„Wie wäre es mit einem Besuch im Planetarium. Werden Sie Zeuge des wunderschönen Glanzes der Ewigkeit, der niemals erlöschen wird. Die Sterne und Planeten erwarten Sie schon voller Vorfreude.“
Yumemi Hoshino
Mit diesen einstimmenden, sanften Worten beginnt der Anime Planetarian: Storyteller of the Stars.
Die Sterne sind für die Menschen seit jeher eine besondere Verschmelzung von Wissenschaft, Mythologie und Religion. Aus den frühen Religionen entwickelten sich Mythologien über das, was die Sterne darstellen und bedeuten könnten. Daraus wiederum bildete sich die Protowissenschaft der Astrologie heraus, die schließlich in die Astronomie mündete, die Wissenschaft der Sternenkunde.
Obwohl wir modernen Menschen schon viel über die Sterne und Planeten gelernt haben, ist der Glaube an die Astrologie nach wie vor lebendig. Genauso faszinieren uns Geschichten über die alten Götter und Helden – vor allem die Griechischen bzw. Römischen oder die der Ägypter, aber auch die weniger bekannten Götter der ältesten Zivilisationen wie die der Sumerer, die unter anderem den Sonnengott Utu und die Fruchtbarkeitsgöttin Inanna verehrten.
Vor über 4000 Jahren, als die Sterne für uns immer mehr an Bedeutung gewannen, entwickelte sich aus den frühen Religionen Mesopotamiens die Sterndeutung. Menschen wurden häufig von kriegerischen Völkern und Naturkatastrophen bedroht. Kein Wunder also, dass sie versuchten, ihre Götter mit Opfergaben und Gebeten zu beeinflussen. Sie begannen ihren Blick vermehrt auf die Sterne zu richten, vielleicht auch deshalb, weil sie Sterne und Planeten Göttern zugeordnet hatten und sie ihren Göttern nahe sein wollten.
Und so beobachteten die Priester aufmerksam jede Erscheinung am Himmel, die sie dann als günstig oder ungünstig für Volk und Herrscher befanden.
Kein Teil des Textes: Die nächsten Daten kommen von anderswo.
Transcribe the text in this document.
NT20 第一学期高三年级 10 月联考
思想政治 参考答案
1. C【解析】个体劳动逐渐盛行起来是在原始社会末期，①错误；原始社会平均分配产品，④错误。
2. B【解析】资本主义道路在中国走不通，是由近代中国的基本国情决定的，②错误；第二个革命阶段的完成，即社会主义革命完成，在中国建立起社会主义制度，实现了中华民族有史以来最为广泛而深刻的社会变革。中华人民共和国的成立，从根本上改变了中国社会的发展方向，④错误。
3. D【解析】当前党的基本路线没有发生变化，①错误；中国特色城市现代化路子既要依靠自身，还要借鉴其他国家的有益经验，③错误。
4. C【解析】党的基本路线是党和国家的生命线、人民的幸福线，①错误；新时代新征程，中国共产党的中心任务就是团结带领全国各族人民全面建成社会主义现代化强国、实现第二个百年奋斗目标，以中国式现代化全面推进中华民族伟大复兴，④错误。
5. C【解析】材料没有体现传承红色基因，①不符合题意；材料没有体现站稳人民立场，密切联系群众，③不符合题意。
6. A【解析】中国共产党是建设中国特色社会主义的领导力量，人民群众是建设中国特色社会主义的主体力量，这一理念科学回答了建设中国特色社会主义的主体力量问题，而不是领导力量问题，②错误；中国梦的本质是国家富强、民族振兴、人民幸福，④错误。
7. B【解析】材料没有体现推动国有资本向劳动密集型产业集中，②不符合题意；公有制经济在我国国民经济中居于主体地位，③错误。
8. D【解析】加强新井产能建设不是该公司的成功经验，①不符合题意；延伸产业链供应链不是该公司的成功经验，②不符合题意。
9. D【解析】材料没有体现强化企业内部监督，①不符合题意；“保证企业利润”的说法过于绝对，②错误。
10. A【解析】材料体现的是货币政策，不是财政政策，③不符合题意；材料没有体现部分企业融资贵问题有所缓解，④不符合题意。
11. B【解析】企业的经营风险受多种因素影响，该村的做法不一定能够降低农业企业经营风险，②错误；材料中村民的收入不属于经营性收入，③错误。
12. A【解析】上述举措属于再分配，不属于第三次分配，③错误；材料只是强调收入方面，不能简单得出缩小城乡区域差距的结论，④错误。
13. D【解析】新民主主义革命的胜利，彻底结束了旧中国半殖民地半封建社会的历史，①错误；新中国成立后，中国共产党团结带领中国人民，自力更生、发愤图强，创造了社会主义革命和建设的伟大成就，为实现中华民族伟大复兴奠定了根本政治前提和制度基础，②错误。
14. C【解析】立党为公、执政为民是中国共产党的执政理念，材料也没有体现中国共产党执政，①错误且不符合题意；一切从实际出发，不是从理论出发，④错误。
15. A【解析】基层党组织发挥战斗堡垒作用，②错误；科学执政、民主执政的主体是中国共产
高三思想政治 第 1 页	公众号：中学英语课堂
Ca. 2000 v. Chr. übernahmen die Babylonier das Land der Sumerer und auch viele ihrer technischen und kulturellen Errungenschaften. Auch bei den Babyloniern gehörten die Götter zum täglichen Leben. Sie feierten erstaunliche Zeremonien in ihren Tempeln, bei denen Priester, Musiker, Traumdeuter und Astrologen mitwirkten. Diese Hochkultur kannte die Sternbilder und erschuf den vollständigen Tierkreis und seine Aufteilung in Zeichen.
Schließlich kamen die Griechen vermehrt in Kontakt mit den Babyloniern zur Zeit Nebukadnezars, vom 8. bis zum 6. Jh. v. Chr. Sie übernahmen die astrologischen Techniken und die damit verbundene religiöse Vorstellung. Es war der griechische Mathematiker, Astronom und Philosoph Claudius Ptolemäus, der die Erde in den Mittelpunkt des Planetensystems setzte. Und somit das heute noch in der Astrologie gültige Zentrum schuf.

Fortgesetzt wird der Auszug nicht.